Bénédicte
Giniaux

Dans le centre historique de la ville de Bergerac, face au célèbre Cloître des Récollets et à quelques mètres de la statue de Cyrano, j’expose le travail de quelques artistes. Depuis 1994, je vais à la rencontre de différents artistes avec passion. Après avoir organisé de nombreuses expositions en région parisienne et particulièrement dans l’Oise, j’ai choisi la Dordogne pour ouvrir cette galerie. Les artistes permanents qui m’accompagnent, sont principalement des peintres et sculpteurs avec qui je travaille depuis bien longtemps. Je les ai choisis pour leur personnalité et la qualité de leur travail. Une sélection qui s’est faite naturellement, avec le temps, et de manière évidemment subjective. L’identité d’une galerie se façonne par le choix des artistes exposés. L’art animalier est très présent avec le travail de certains, d’autres rendent davantage hommage aux humains par un regard poétique ou philosophique, par des témoignages de voyages, par la captation de scènes de vie insolites ou quotidiennes. Quelques subtiles natures mortes enrichissent également la galerie, lieu de relais entre l’atelier et l’acquéreur. Dans la lumière de son atelier, un artiste transcende une émotion, dénonce une réalité, tend vers un mouvement, imagine une suspension, suggère un dialogue, partage avec humour, traite avec tendresse et découvre parfois que le sujet n’est que prétexte. Qu’il soit voyageur ou rêveur, son imagination honore une véritable maîtrise de diverses techniques. Il est en recherche constante, explorateur de propositions, mais aussi de matières et de matériaux, tendu en permanence vers la conception d’œuvres originales. Engagé, solitaire et exigeant, lorsque la certitude dort sous le doute, chacun, dans son univers personnel de création, garde un regard à la fois posé et confiant sur son travail.

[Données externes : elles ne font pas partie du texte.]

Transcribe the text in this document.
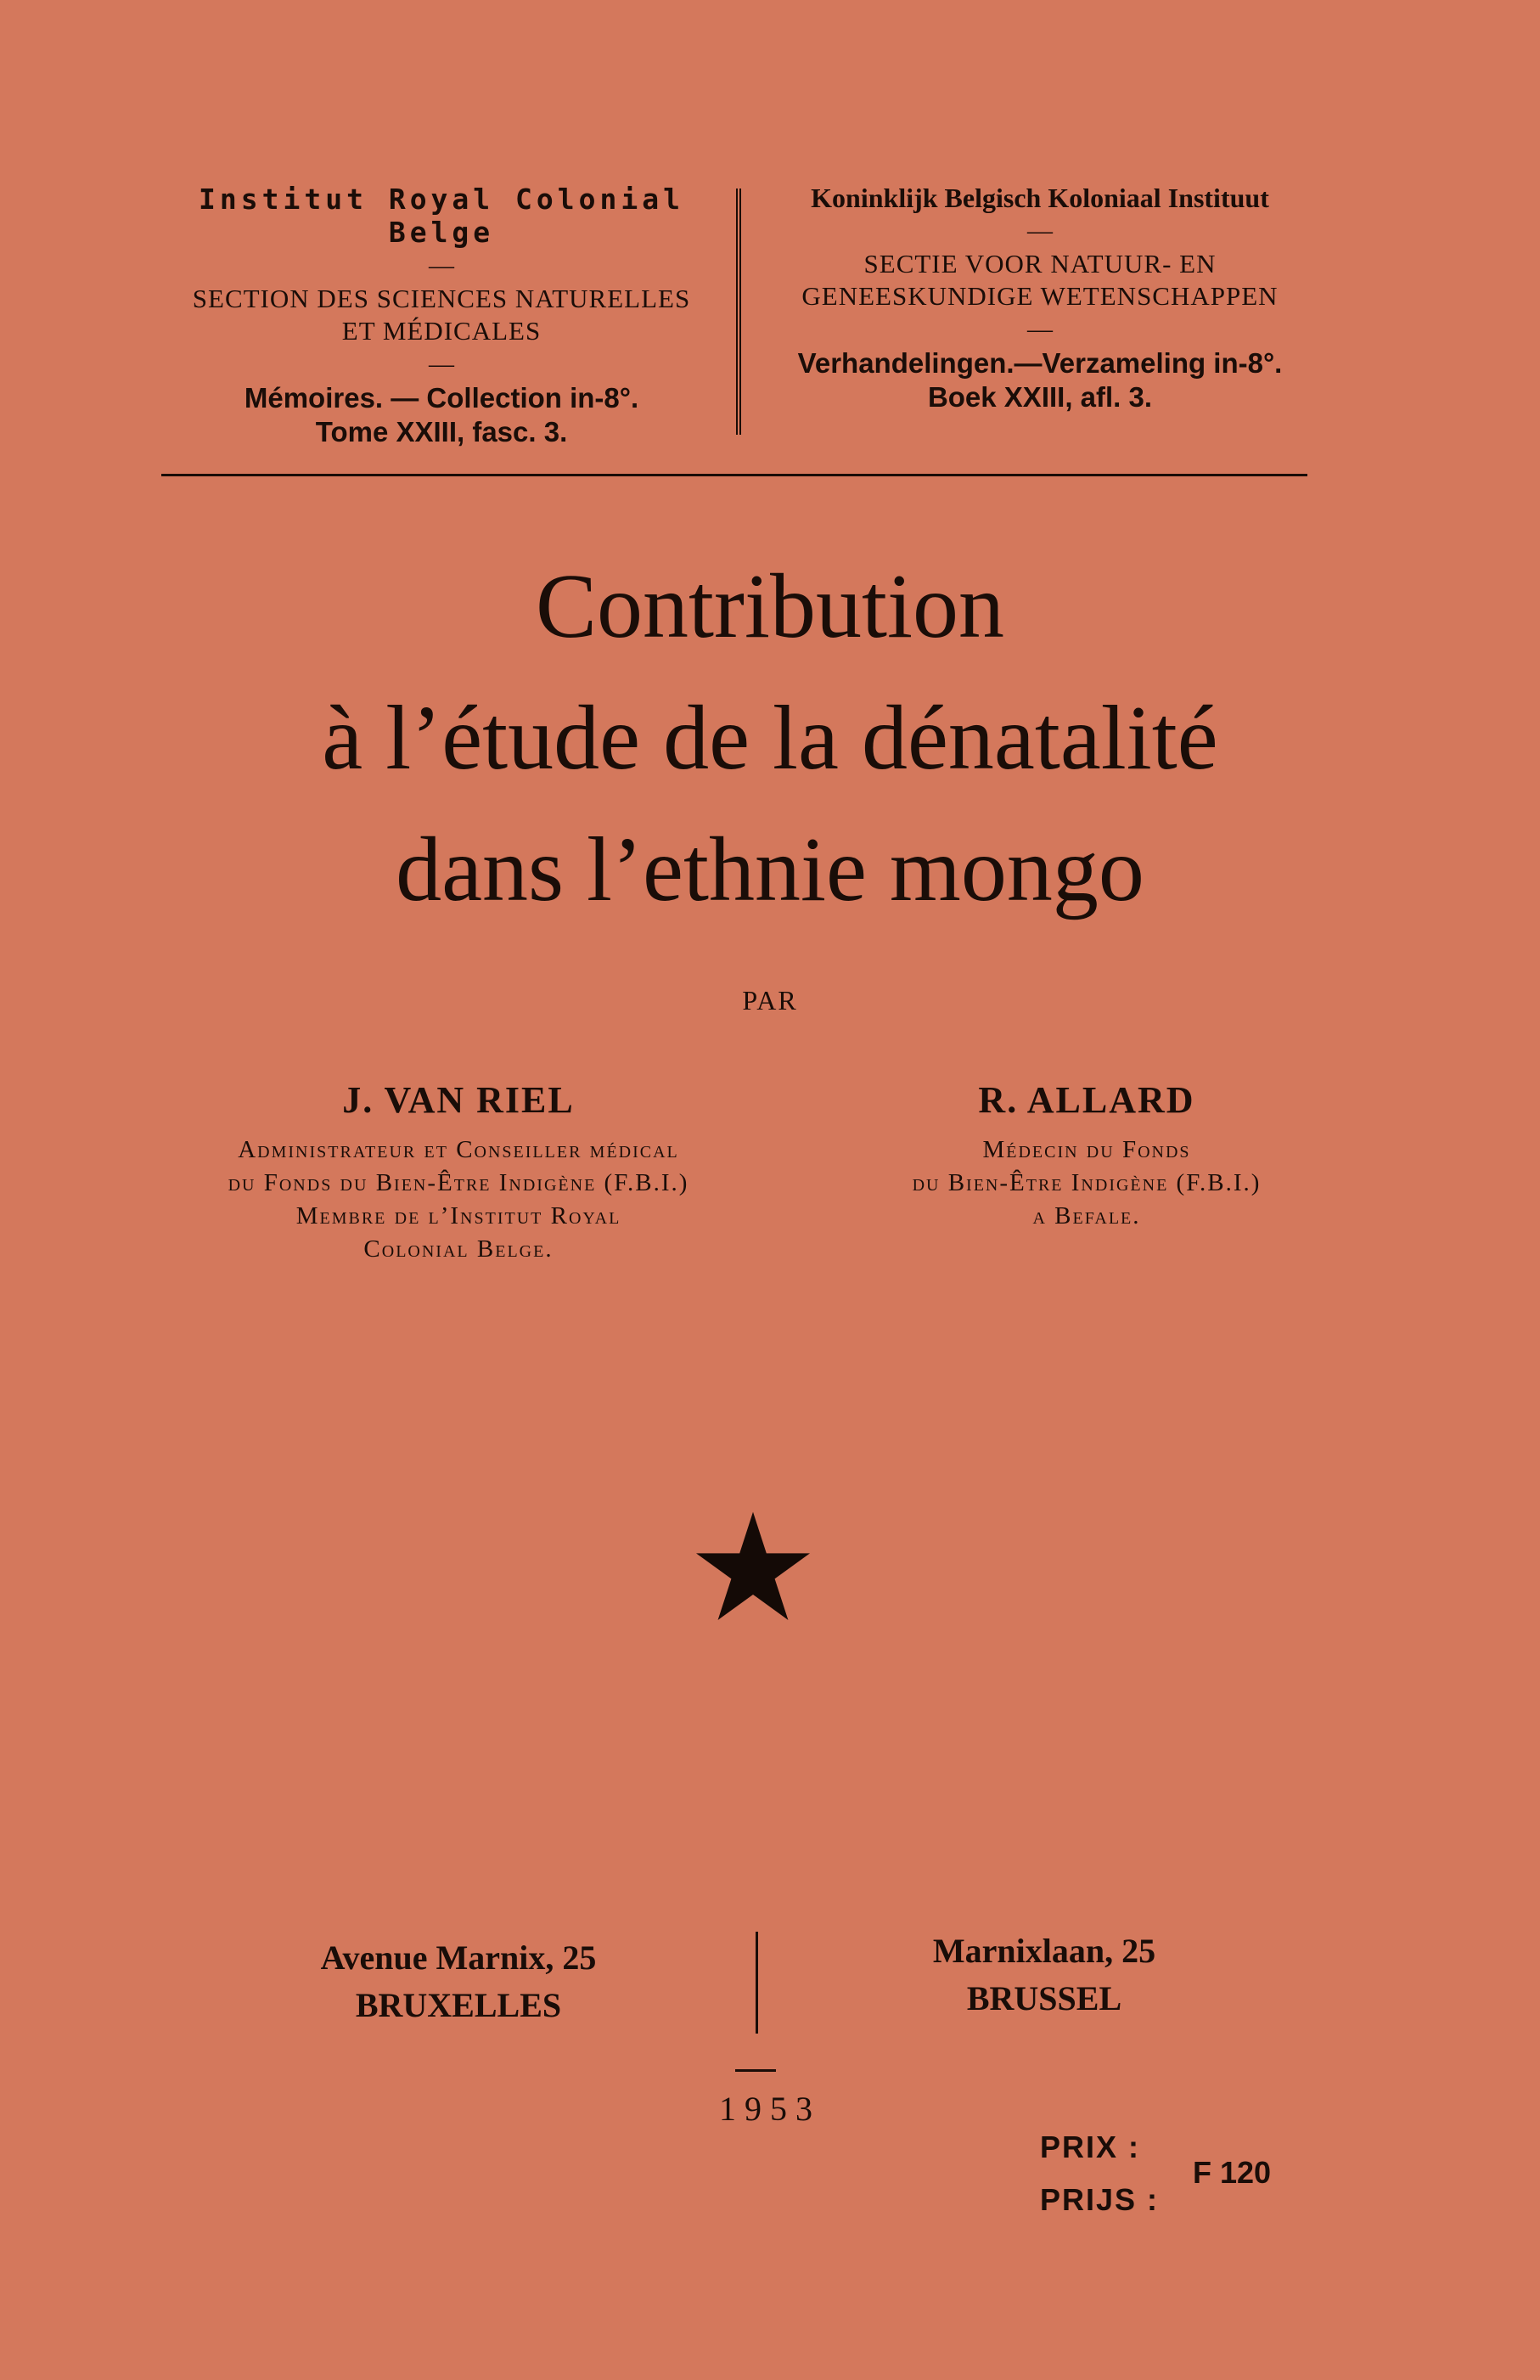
Institut Royal Colonial Belge
—
SECTION DES SCIENCES NATURELLES
ET MÉDICALES
—
Mémoires. — Collection in-8°.
Tome XXIII, fasc. 3.
Koninklijk Belgisch Koloniaal Instituut
—
SECTIE VOOR NATUUR- EN
GENEESKUNDIGE WETENSCHAPPEN
—
Verhandelingen.—Verzameling in-8°.
Boek XXIII, afl. 3.
Contribution
à l’étude de la dénatalité
dans l’ethnie mongo
PAR
J. VAN RIEL
Administrateur et Conseiller médical
du Fonds du Bien-Être Indigène (F.B.I.)
Membre de l’Institut Royal
Colonial Belge.
R. ALLARD
Médecin du Fonds
du Bien-Être Indigène (F.B.I.)
a Befale.
Avenue Marnix, 25
BRUXELLES
Marnixlaan, 25
BRUSSEL
1953
PRIX :
PRIJS :
F 120
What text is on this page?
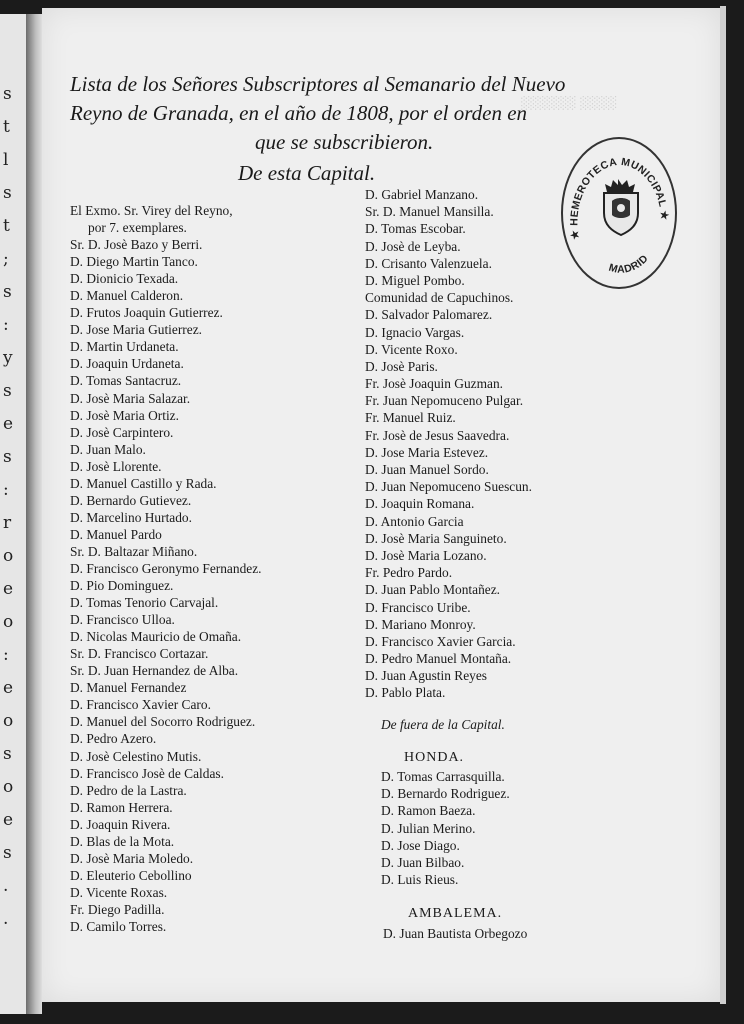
s
t
l
s
t
;
s
:
y
s
e
s
:
r
o
e
o
:
e
o
s
o
e
s
.
.
░░░░ ░░░░░░
Lista de los Señores Subscriptores al Semanario del Nuevo
Reyno de Granada, en el año de 1808, por el orden en
que se subscribieron.
De esta Capital.
El Exmo. Sr. Virey del Reyno,
por 7. exemplares.
Sr. D. Josè Bazo y Berri.
D. Diego Martin Tanco.
D. Dionicio Texada.
D. Manuel Calderon.
D. Frutos Joaquin Gutierrez.
D. Jose Maria Gutierrez.
D. Martin Urdaneta.
D. Joaquin Urdaneta.
D. Tomas Santacruz.
D. Josè Maria Salazar.
D. Josè Maria Ortiz.
D. Josè Carpintero.
D. Juan Malo.
D. Josè Llorente.
D. Manuel Castillo y Rada.
D. Bernardo Gutievez.
D. Marcelino Hurtado.
D. Manuel Pardo
Sr. D. Baltazar Miñano.
D. Francisco Geronymo Fernandez.
D. Pio Dominguez.
D. Tomas Tenorio Carvajal.
D. Francisco Ulloa.
D. Nicolas Mauricio de Omaña.
Sr. D. Francisco Cortazar.
Sr. D. Juan Hernandez de Alba.
D. Manuel Fernandez
D. Francisco Xavier Caro.
D. Manuel del Socorro Rodriguez.
D. Pedro Azero.
D. Josè Celestino Mutis.
D. Francisco Josè de Caldas.
D. Pedro de la Lastra.
D. Ramon Herrera.
D. Joaquin Rivera.
D. Blas de la Mota.
D. Josè Maria Moledo.
D. Eleuterio Cebollino
D. Vicente Roxas.
Fr. Diego Padilla.
D. Camilo Torres.
D. Gabriel Manzano.
Sr. D. Manuel Mansilla.
D. Tomas Escobar.
D. Josè de Leyba.
D. Crisanto Valenzuela.
D. Miguel Pombo.
Comunidad de Capuchinos.
D. Salvador Palomarez.
D. Ignacio Vargas.
D. Vicente Roxo.
D. Josè Paris.
Fr. Josè Joaquin Guzman.
Fr. Juan Nepomuceno Pulgar.
Fr. Manuel Ruiz.
Fr. Josè de Jesus Saavedra.
D. Jose Maria Estevez.
D. Juan Manuel Sordo.
D. Juan Nepomuceno Suescun.
D. Joaquin Romana.
D. Antonio Garcia
D. Josè Maria Sanguineto.
D. Josè Maria Lozano.
Fr. Pedro Pardo.
D. Juan Pablo Montañez.
D. Francisco Uribe.
D. Mariano Monroy.
D. Francisco Xavier Garcia.
D. Pedro Manuel Montaña.
D. Juan Agustin Reyes
D. Pablo Plata.
De fuera de la Capital.
HONDA.
D. Tomas Carrasquilla.
D. Bernardo Rodriguez.
D. Ramon Baeza.
D. Julian Merino.
D. Jose Diago.
D. Juan Bilbao.
D. Luis Rieus.
AMBALEMA.
D. Juan Bautista Orbegozo
★ HEMEROTECA MUNICIPAL ★
MADRID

Les artistes présents dans la galerie travaillent avec d’autres galeries en France ou à l’étranger.

Rencontre avec Marie Dominique Privé, France Bleu Périgord (2011)

Comment avez-vous choisi ces artistes ?
En organisant des expositions collectives, j’ai eu la chance de rencontrer de nombreux artistes durant des années. La sélection actuelle s’est faite naturellement avec le temps et de manière tout à fait subjective, comme toujours. Lorsque j’invite un artiste à participer à une exposition, j’invite autant la personne que son travail.

Vous avez une sélection très figurative. Pourquoi ce choix ?
Ce n’est pas un choix, ça s’est imposé très naturellement avec l’art animalier qui est toujours bien vivant dans la galerie. Ayant organisé des expositions avec des artistes qui rendaient hommage aux chevaux, je suis allée dans de nombreux ateliers d’art figuratif et j’y ai souvent trouvé un grand intérêt avec beaucoup de respect. C’est en fait la principale raison. Cependant il y a souvent un vrai travail d’abstraction dans de nombreux tableaux présentés dans la galerie. J’aime la matière, la pâte et les techniques mixtes. L’art figuratif offre un univers extrêmement vaste par les différents sujets traités et les techniques employées. La personnalité s’exprime aussi dans le geste, le modelage, la singularité de certains contours, les pigments. Dans le travail figuratif, y a toujours tant à découvrir et tant à proposer!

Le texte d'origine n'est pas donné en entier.